The research team focused on patients with adult-onset neurodegeneration, showing symptoms like cognitive impairment, uncontrolled movement, loss of balance, weakness in the arms and legs, or difficulty swallowing.
The genetic cause of one disease with those symptoms, fragile X tremor/ataxia syndrome, was identified in the early 2000s as three letters of the genetic code, CGG, being repeated dozens or hundreds of times on the X chromosome. Noncoding expanded tandem repeat mutations can be caused by any letters of the genetic code repeated an unusual number of times anywhere in the genome.
Researchers had a hunch that the same CGG repeat mutation might cause three other rare diseases with similar symptoms and clinical test results. But since patients with those other diseases had normal X chromosomes, researchers had no idea where in the genome the potential CGG repeat mutations might exist.
High-tech scavenger hunt
Previous generations of DNA sequencing technology required researchers to know where in the genome to look for a mutation. Searching for CGG repeat mutations on all 46 chromosomes in the human genome was extremely difficult and laborious.
The new approach that researchers designed relies on modern next-generation genome sequencing and clever data analysis.

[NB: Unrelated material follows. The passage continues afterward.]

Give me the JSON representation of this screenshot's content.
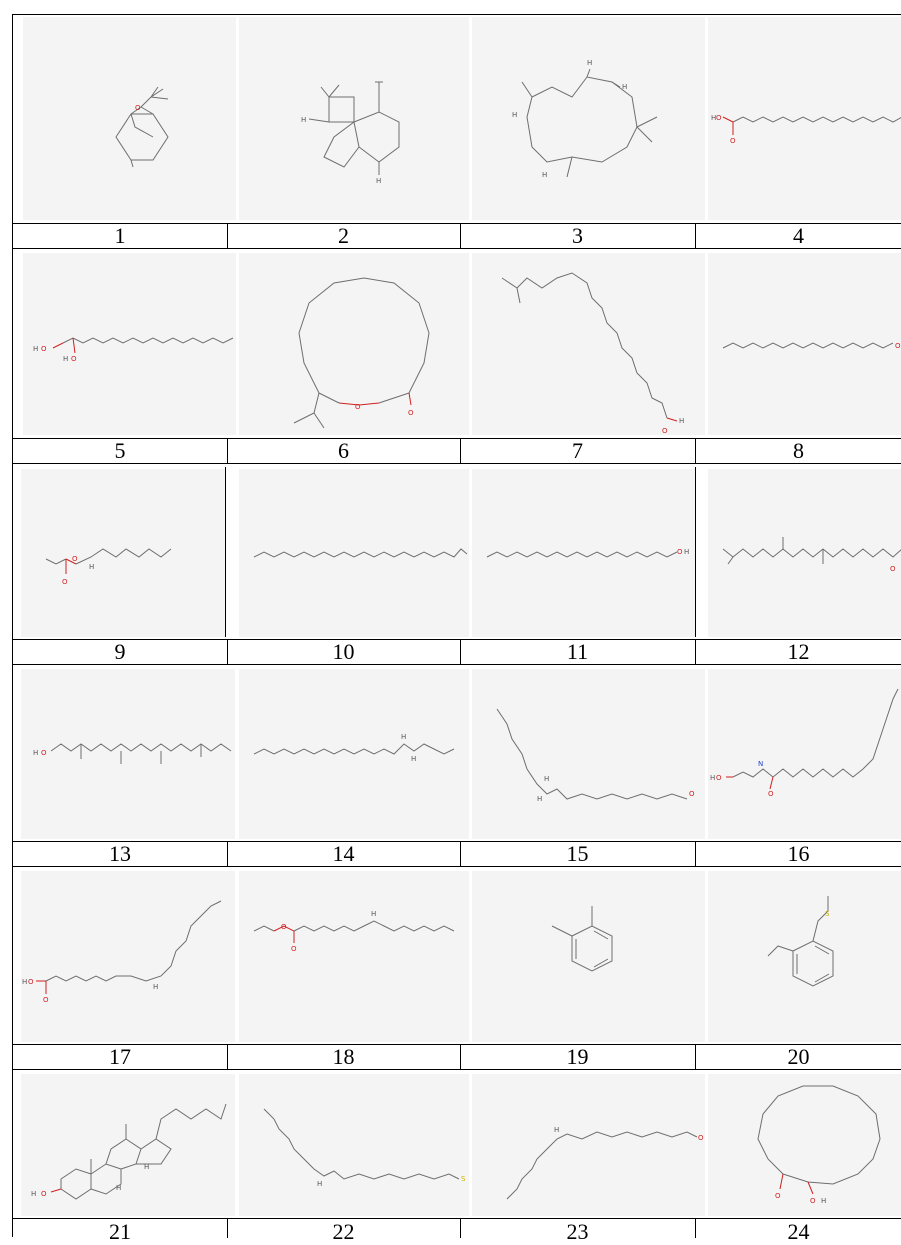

Researchers sequenced patients’ and healthy people’s entire genomes in short, overlapping but broken stretches. Collaborators, including Professor Shinichi Morishita, a computational biologist from the Department of Bioinformatics and Systems Biology, developed a new computer program to sort all of those short sequences and search for ones made of just CGG over and over again.
Using a standard sequence of the entire healthy human genome, the computer program could pin down those short segments containing CGG repeat mutations to particular genetic neighborhoods. Researchers narrowed down their search to anywhere in the genome where patients had a large number of CGG repeats and healthy people had none.

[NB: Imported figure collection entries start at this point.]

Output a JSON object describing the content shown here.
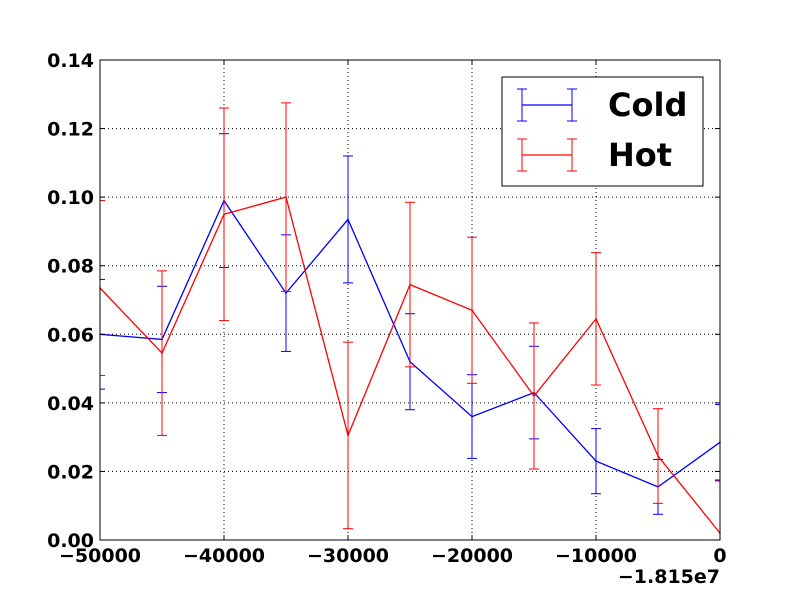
{
  "chart_data": {
    "type": "line",
    "title": "",
    "xlabel": "",
    "ylabel": "",
    "x_offset_label": "−1.815e7",
    "xlim": [
      -50000,
      0
    ],
    "ylim": [
      0.0,
      0.14
    ],
    "x_ticks": [
      -50000,
      -40000,
      -30000,
      -20000,
      -10000,
      0
    ],
    "x_tick_labels": [
      "−50000",
      "−40000",
      "−30000",
      "−20000",
      "−10000",
      "0"
    ],
    "y_ticks": [
      0.0,
      0.02,
      0.04,
      0.06,
      0.08,
      0.1,
      0.12,
      0.14
    ],
    "y_tick_labels": [
      "0.00",
      "0.02",
      "0.04",
      "0.06",
      "0.08",
      "0.10",
      "0.12",
      "0.14"
    ],
    "grid": true,
    "legend_position": "top-right",
    "x": [
      -50000,
      -45000,
      -40000,
      -35000,
      -30000,
      -25000,
      -20000,
      -15000,
      -10000,
      -5000,
      0
    ],
    "series": [
      {
        "name": "Cold",
        "color": "#0000ff",
        "values": [
          0.06,
          0.0585,
          0.099,
          0.072,
          0.0935,
          0.052,
          0.036,
          0.043,
          0.023,
          0.0155,
          0.0285
        ],
        "errors": [
          0.016,
          0.0155,
          0.0195,
          0.017,
          0.0185,
          0.014,
          0.0122,
          0.0135,
          0.0095,
          0.008,
          0.011
        ]
      },
      {
        "name": "Hot",
        "color": "#ff0000",
        "values": [
          0.0735,
          0.0545,
          0.095,
          0.1,
          0.0305,
          0.0745,
          0.067,
          0.042,
          0.0645,
          0.0245,
          0.002
        ],
        "errors": [
          0.0255,
          0.024,
          0.031,
          0.0275,
          0.0272,
          0.024,
          0.0213,
          0.0213,
          0.0193,
          0.0138,
          0.0152
        ]
      }
    ]
  }
}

With that information, researchers then knew where to sequence a long stretch of DNA to specifically identify the gene and where in the gene the patients’ CGG repeat mutations exist.

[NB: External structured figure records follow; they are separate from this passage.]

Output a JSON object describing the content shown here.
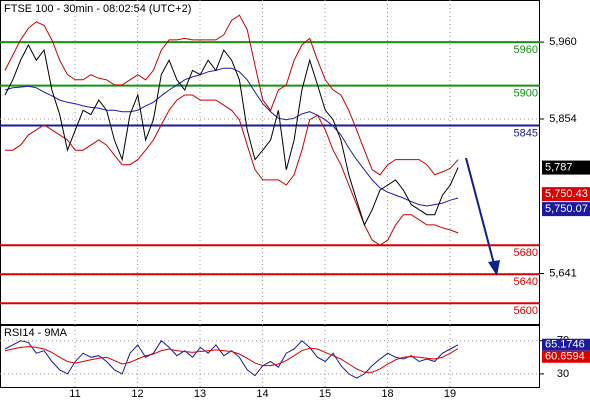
{
  "chart_data": [
    {
      "type": "line",
      "title": "FTSE 100 - 30min - 08:02:54 (UTC+2)",
      "x": [
        -0.12,
        0.005,
        0.13,
        0.255,
        0.38,
        0.505,
        0.63,
        0.755,
        0.88,
        1.005,
        1.13,
        1.255,
        1.38,
        1.505,
        1.63,
        1.755,
        1.88,
        2.005,
        2.13,
        2.255,
        2.38,
        2.505,
        2.63,
        2.755,
        2.88,
        3.005,
        3.13,
        3.255,
        3.38,
        3.505,
        3.63,
        3.755,
        3.88,
        4.005,
        4.13,
        4.255,
        4.38,
        4.505,
        4.63,
        4.755,
        4.88,
        5.005,
        5.13,
        5.255,
        5.38,
        5.505,
        5.63,
        5.755,
        5.88,
        6.005,
        6.13,
        6.255,
        6.38,
        6.505,
        6.63,
        6.755,
        6.88,
        7.005,
        7.13
      ],
      "xlim": [
        -0.2,
        8.44
      ],
      "xticks": [
        {
          "value": 1,
          "label": "11"
        },
        {
          "value": 2,
          "label": "12"
        },
        {
          "value": 3,
          "label": "13"
        },
        {
          "value": 4,
          "label": "14"
        },
        {
          "value": 5,
          "label": "15"
        },
        {
          "value": 6,
          "label": "18"
        },
        {
          "value": 7,
          "label": "19"
        }
      ],
      "ylim": [
        5570,
        6018
      ],
      "yticks": [
        {
          "value": 5960,
          "label": "5,960"
        },
        {
          "value": 5854,
          "label": "5,854"
        },
        {
          "value": 5641,
          "label": "5,641"
        }
      ],
      "grid": true,
      "series": [
        {
          "color": "#cc0000",
          "values": [
            5921,
            5942,
            5963,
            5979,
            5988,
            5983,
            5963,
            5935,
            5915,
            5908,
            5908,
            5915,
            5910,
            5908,
            5901,
            5901,
            5908,
            5915,
            5908,
            5921,
            5949,
            5963,
            5963,
            5965,
            5963,
            5963,
            5963,
            5963,
            5970,
            5990,
            5997,
            5977,
            5928,
            5880,
            5866,
            5894,
            5901,
            5935,
            5956,
            5965,
            5935,
            5908,
            5894,
            5887,
            5866,
            5839,
            5811,
            5784,
            5777,
            5791,
            5798,
            5798,
            5798,
            5798,
            5791,
            5777,
            5781,
            5786,
            5798
          ]
        },
        {
          "color": "#cc0000",
          "values": [
            5811,
            5811,
            5818,
            5832,
            5839,
            5846,
            5839,
            5832,
            5825,
            5811,
            5811,
            5818,
            5825,
            5818,
            5804,
            5791,
            5791,
            5798,
            5811,
            5825,
            5846,
            5866,
            5880,
            5887,
            5887,
            5880,
            5880,
            5880,
            5873,
            5866,
            5853,
            5818,
            5784,
            5770,
            5770,
            5770,
            5763,
            5777,
            5811,
            5853,
            5859,
            5839,
            5811,
            5791,
            5763,
            5736,
            5708,
            5687,
            5680,
            5687,
            5708,
            5722,
            5722,
            5715,
            5708,
            5708,
            5704,
            5701,
            5697
          ]
        },
        {
          "color": "#1c1cb0",
          "values": [
            5894,
            5897,
            5898,
            5899,
            5897,
            5891,
            5886,
            5880,
            5877,
            5875,
            5872,
            5870,
            5869,
            5866,
            5866,
            5864,
            5864,
            5866,
            5872,
            5877,
            5886,
            5894,
            5901,
            5908,
            5912,
            5915,
            5919,
            5921,
            5924,
            5924,
            5919,
            5908,
            5891,
            5875,
            5864,
            5855,
            5853,
            5855,
            5861,
            5864,
            5859,
            5853,
            5844,
            5832,
            5814,
            5798,
            5784,
            5770,
            5759,
            5753,
            5749,
            5745,
            5740,
            5736,
            5734,
            5736,
            5738,
            5742,
            5745
          ]
        },
        {
          "color": "#000000",
          "values": [
            5887,
            5908,
            5935,
            5956,
            5935,
            5949,
            5894,
            5860,
            5811,
            5839,
            5866,
            5860,
            5880,
            5866,
            5825,
            5798,
            5860,
            5887,
            5825,
            5853,
            5915,
            5935,
            5908,
            5894,
            5921,
            5915,
            5935,
            5921,
            5949,
            5935,
            5908,
            5839,
            5798,
            5811,
            5825,
            5866,
            5784,
            5825,
            5894,
            5935,
            5901,
            5866,
            5853,
            5825,
            5777,
            5742,
            5708,
            5729,
            5756,
            5763,
            5770,
            5756,
            5736,
            5729,
            5722,
            5722,
            5749,
            5763,
            5787
          ]
        }
      ],
      "levels": [
        {
          "value": 5960,
          "color": "#149414"
        },
        {
          "value": 5900,
          "color": "#149414"
        },
        {
          "value": 5845,
          "color": "#1a1aa0"
        },
        {
          "value": 5680,
          "color": "#dd0000"
        },
        {
          "value": 5640,
          "color": "#dd0000"
        },
        {
          "value": 5600,
          "color": "#dd0000"
        }
      ],
      "markers": [
        {
          "value": 5787,
          "label": "5,787",
          "color": "#000000"
        },
        {
          "value": 5750.43,
          "label": "5,750.43",
          "color": "#dd0000"
        },
        {
          "value": 5750.07,
          "label": "5,750.07",
          "color": "#1a1aa0"
        }
      ]
    },
    {
      "type": "line",
      "title": "RSI14 - 9MA",
      "ylim": [
        13,
        89
      ],
      "yticks": [
        30,
        70
      ],
      "series": [
        {
          "color": "#1a1aa0",
          "values": [
            60,
            65,
            70,
            68,
            55,
            58,
            45,
            35,
            30,
            45,
            55,
            50,
            52,
            45,
            35,
            30,
            55,
            65,
            50,
            55,
            70,
            62,
            52,
            58,
            50,
            62,
            55,
            65,
            52,
            58,
            50,
            35,
            28,
            40,
            45,
            38,
            55,
            60,
            70,
            62,
            50,
            45,
            55,
            40,
            30,
            25,
            30,
            40,
            48,
            55,
            50,
            48,
            52,
            45,
            48,
            45,
            55,
            60,
            65.1746
          ]
        },
        {
          "color": "#dd0000",
          "values": [
            58,
            60,
            62,
            63,
            62,
            60,
            56,
            50,
            45,
            43,
            45,
            47,
            49,
            50,
            46,
            42,
            44,
            48,
            52,
            54,
            58,
            60,
            58,
            57,
            56,
            57,
            58,
            59,
            58,
            57,
            54,
            49,
            43,
            40,
            40,
            42,
            46,
            52,
            58,
            61,
            60,
            56,
            52,
            48,
            42,
            36,
            32,
            32,
            36,
            42,
            47,
            50,
            51,
            50,
            49,
            48,
            50,
            55,
            60.6594
          ]
        }
      ]
    }
  ]
}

Rare diseases share common symptoms
All four rare neurological diseases that the research team studied are caused by CGG repeat mutations in distant, seemingly unrelated areas of the genome.
One of the diseases is currently only known in a single family.
“We cared for this family starting 10 years ago, so it was a long puzzle for us to find the correct diagnosis,” said Ishiura.
Efforts are ongoing to study genomes identified through the genetic analysis of people who are healthy despite having the same CGG repeat mutations. Such cases are extremely rare.
The researchers hope that their studies on rare neurodegenerative diseases might lead to insights into more common diseases caused by other types of noncoding tandem repeat mutations, including amyotrophic lateral sclerosis (ALS), also known as motor neuron disease or Lou Gehrig’s disease.
About the Researcher
In 2011, Tsuji received the Japanese government’s Medal with Purple Ribbon for contributions to academic development in the field of intractable neurological diseases. In 2015, he was awarded the medal for scientific achievement by the World Federation of Neurology for his leadership in the field of neurogenetics.